Emplacamento

O lacre da placa acabou? O que o QR Code substituiu

7 de setembro de 2026 · 6 min read

Resposta direta

Na placa Mercosul não existe mais lacre físico: o artigo 3º da Resolução CONTRAN nº 969/2022 estabelece que o QR Code é o lacre eletrônico da placa e substitui o lacre previsto no artigo 115 do CTB. Na placa antiga, de três letras e quatro números, o lacre continua existindo e continua sendo exigido. A distinção que mais importa na fiscalização é a causa do problema: lacre ou arame danificado pela ação do tempo é infração média pelo artigo 221, enquanto lacre violado ou falsificado é infração gravíssima pelo artigo 230, inciso I, com remoção do veículo.

Quem olha uma placa Mercosul procurando o selo de acrílico preso ao arame não encontra nada, e conclui que o lacre foi abolido. Foi trocado, não abolido. E como a placa antiga continua circulando legalmente, os dois sistemas convivem hoje nas ruas, com regras de fiscalização diferentes.

O que o artigo 115 do CTB exige

O artigo 115 do CTB(CTB, art. 115) determina que o veículo seja identificado externamente por placas dianteira e traseira, sendo esta lacrada em sua estrutura, obedecidas as especificações e modelos estabelecidos pelo CONTRAN. O lacre nunca foi enfeite: era o que amarrava fisicamente a chapa ao veículo e denunciava a troca.

O parágrafo 1º do mesmo artigo traz a outra metade da lógica, e ela sobreviveu à mudança de modelo: os caracteres das placas são individualizados para cada veículo e o acompanham até a baixa do registro, sendo vedado o seu reaproveitamento.

O QR Code é o lacre eletrônico

O artigo 3º da Resolução CONTRAN nº 969/2022(Resolução CONTRAN nº 969/2022, art. 3º) estabelece que o código de barras bidimensionais dinâmico, o QR Code, é o lacre eletrônico da placa e substitui o lacre previsto no artigo 115 do CTB.

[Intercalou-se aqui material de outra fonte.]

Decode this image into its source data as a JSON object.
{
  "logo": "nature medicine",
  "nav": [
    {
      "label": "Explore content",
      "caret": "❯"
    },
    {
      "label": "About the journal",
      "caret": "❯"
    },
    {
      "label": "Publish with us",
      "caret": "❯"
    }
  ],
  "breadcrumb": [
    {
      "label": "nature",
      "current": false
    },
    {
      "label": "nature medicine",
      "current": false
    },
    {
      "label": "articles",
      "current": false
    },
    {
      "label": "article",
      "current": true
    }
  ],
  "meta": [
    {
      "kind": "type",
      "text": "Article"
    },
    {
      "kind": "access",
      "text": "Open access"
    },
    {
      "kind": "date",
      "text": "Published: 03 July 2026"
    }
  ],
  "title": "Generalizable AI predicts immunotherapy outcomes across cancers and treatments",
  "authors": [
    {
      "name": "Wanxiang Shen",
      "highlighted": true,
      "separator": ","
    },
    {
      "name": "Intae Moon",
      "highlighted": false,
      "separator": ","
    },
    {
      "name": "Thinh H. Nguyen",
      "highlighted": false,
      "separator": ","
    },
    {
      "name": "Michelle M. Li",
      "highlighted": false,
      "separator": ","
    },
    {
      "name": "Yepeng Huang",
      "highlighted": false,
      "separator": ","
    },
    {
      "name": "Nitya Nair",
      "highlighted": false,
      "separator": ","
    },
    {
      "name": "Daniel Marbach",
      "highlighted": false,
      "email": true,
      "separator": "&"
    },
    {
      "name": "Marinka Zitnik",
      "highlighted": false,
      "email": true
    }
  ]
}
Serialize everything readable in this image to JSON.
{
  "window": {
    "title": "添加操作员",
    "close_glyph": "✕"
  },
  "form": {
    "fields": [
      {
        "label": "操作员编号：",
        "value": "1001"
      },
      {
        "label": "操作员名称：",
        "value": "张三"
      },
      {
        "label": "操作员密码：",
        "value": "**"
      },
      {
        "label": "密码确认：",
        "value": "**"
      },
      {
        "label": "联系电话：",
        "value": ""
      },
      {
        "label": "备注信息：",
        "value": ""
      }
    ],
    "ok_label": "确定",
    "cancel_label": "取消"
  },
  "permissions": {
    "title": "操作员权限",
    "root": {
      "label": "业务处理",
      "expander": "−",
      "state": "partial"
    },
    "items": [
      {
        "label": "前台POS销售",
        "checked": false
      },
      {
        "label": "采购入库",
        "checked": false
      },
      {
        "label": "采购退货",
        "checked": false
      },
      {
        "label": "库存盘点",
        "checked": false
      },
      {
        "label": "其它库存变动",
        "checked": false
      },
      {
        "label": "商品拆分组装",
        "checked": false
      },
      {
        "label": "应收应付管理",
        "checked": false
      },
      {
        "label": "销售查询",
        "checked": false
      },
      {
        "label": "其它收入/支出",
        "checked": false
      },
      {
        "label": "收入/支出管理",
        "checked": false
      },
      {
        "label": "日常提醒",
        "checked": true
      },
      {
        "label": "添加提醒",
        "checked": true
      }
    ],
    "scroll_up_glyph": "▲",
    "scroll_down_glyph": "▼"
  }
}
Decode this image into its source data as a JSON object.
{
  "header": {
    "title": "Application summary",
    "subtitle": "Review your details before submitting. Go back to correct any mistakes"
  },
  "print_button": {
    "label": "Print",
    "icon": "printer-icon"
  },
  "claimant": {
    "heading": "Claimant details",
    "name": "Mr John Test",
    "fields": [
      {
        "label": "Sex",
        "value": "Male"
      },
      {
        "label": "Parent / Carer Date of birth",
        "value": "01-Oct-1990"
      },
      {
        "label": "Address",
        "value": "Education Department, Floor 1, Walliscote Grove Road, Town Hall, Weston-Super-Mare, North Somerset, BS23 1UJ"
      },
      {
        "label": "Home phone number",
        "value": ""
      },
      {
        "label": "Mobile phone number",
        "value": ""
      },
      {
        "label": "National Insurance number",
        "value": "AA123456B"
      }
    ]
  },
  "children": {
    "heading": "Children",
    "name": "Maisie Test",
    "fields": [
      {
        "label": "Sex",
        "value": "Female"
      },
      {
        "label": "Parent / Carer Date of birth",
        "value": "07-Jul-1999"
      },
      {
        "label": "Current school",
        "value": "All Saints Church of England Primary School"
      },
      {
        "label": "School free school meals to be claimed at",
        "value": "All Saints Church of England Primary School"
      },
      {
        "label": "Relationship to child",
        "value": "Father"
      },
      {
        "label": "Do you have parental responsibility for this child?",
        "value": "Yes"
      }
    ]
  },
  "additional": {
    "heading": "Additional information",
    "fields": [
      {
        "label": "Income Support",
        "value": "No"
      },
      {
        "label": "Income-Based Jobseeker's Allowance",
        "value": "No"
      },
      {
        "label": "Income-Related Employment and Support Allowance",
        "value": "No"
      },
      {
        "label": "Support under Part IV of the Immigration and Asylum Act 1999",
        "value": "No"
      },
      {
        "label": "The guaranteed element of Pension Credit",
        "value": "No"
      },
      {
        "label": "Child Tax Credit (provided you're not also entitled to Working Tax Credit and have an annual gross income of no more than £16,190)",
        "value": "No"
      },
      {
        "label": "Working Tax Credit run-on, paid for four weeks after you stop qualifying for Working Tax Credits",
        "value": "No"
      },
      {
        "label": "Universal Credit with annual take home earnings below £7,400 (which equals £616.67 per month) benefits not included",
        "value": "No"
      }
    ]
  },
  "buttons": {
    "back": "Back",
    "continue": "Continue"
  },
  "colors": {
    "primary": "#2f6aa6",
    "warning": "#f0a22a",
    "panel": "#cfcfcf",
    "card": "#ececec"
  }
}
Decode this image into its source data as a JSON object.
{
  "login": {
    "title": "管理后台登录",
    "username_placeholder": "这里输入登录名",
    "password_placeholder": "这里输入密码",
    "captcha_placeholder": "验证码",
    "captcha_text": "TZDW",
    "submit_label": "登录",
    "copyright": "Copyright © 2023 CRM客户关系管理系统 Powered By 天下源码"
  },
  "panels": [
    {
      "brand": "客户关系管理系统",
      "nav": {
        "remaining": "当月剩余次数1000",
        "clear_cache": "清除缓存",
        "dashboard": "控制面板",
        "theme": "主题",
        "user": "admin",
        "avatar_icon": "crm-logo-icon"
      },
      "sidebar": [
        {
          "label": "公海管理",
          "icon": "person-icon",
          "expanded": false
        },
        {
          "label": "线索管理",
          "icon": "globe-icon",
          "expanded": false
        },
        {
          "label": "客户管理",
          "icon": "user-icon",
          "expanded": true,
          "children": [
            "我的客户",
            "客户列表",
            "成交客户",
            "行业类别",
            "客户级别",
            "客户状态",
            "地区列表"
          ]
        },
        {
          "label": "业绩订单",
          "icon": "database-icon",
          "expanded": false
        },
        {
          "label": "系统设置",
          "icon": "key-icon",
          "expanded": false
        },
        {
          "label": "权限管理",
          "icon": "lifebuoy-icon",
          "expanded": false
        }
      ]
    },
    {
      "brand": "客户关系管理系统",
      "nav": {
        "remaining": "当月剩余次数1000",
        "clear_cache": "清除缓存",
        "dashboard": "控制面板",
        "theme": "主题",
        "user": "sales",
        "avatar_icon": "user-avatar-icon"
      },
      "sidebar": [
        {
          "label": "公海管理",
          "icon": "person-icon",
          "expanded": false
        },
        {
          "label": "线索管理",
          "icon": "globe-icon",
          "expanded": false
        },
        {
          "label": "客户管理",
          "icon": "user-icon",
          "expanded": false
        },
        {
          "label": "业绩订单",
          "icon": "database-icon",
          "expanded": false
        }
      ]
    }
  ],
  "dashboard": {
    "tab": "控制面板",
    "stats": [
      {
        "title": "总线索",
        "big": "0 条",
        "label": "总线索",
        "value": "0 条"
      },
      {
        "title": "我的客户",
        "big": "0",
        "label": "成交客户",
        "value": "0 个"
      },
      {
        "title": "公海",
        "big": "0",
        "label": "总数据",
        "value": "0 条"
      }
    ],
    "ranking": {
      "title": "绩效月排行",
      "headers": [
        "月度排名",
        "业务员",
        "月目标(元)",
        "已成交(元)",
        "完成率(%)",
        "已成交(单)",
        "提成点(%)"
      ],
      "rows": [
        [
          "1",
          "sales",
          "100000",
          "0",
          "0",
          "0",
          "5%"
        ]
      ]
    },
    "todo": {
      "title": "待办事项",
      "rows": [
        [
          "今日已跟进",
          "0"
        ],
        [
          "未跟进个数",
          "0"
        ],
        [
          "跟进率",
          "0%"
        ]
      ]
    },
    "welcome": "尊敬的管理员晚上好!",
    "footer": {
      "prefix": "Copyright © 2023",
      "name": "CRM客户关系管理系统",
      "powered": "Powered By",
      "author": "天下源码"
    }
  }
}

O que esse código carrega está no artigo 5º: números de série e acesso às informações do banco de dados do fabricante, com a finalidade de controlar produção, logística, estampagem e instalação da placa no veículo, além de verificar a sua autenticidade. O parágrafo único acrescenta que o órgão máximo de trânsito da União disponibiliza aos órgãos do Sistema Nacional de Trânsito um aplicativo para leitura desse código.

A causa do problema muda a gravidade da multa

O que decide entre uma multa média com retenção e uma gravíssima com remoção do veículo é a causa do rompimento. O artigo 60 da resolução separa os dois grupos com cuidado, e a linha divisória é desgaste natural contra violação.

SituaçãoEnquadramentoGravidadePontos
Placa antiga sem lacre, ou com lacre ou arame danificado por ação do tempoCTB, art. 221Média4
Placa antiga sem tarjeta do município, ou com tarjeta ilegível, danificada ou de município diversoCTB, art. 221Média4
QR Code arranhado, desgastado ou com defeito que impeça a leituraCTB, art. 221Média4
Placa antiga com lacre não fixado, violado, falsificado ou fora do padrão do órgãoCTB, art. 230, IGravíssima7
QR Code violado, intencionalmente adulterado, raspado, suprimido ou falsificadoCTB, art. 230, IGravíssima7

O artigo 221(CTB, art. 221) é infração média, com multa de R$ 130,16, retenção do veículo para regularização e apreensão das placas irregulares. O artigo 230, inciso I(CTB, art. 230, I) é gravíssima, com multa de R$ 293,47 e remoção do veículo.

Placa antiga ainda vale, e ninguém pode obrigar a trocar

Esta é fonte recorrente de cobrança indevida. O artigo 2º, parágrafo 3º, diz que, fora das situações do artigo 56, não é obrigatória a substituição da placa antiga pelo modelo novo. O artigo 57 confirma que esses veículos podem circular até o sucateamento, e o parágrafo 2º veda expressamente que Detrans e estampadoras exijam a troca fora das hipóteses previstas.

As hipóteses em que a troca passa a valer estão no artigo 56, parágrafo 1º: mudança de categoria, furto, extravio, roubo ou dano da placa ou de qualquer dos seus elementos, mudança de município ou de estado, e necessidade da segunda placa traseira.

O que fazer quando o lacre é o problema

  1. Identifique o modelo da sua placa

    Placa antiga de três letras e quatro números tem lacre físico. Placa Mercosul não tem, e o que precisa estar íntegro é o QR Code.
  2. Não improvise reparo

    Recolocar arame, selo ou cola por conta própria empurra o caso do artigo 221 para o artigo 230, inciso I, que é gravíssima e tem remoção do veículo.
  3. Teste a leitura do QR Code

    Se a placa é Mercosul e o código está gasto ou riscado, o enquadramento já existe mesmo com os caracteres perfeitos. É motivo para procurar a estampadora.
  4. Procure uma estampadora credenciada

    O acabamento final da placa é atividade exclusiva de empresa credenciada pelo Detran, pelo artigo 6º, inciso I, e é quem tem o equipamento para refazer a chapa. Ache a empresa pela consulta a estampadores no gov.br ou pela relação do seu Detran.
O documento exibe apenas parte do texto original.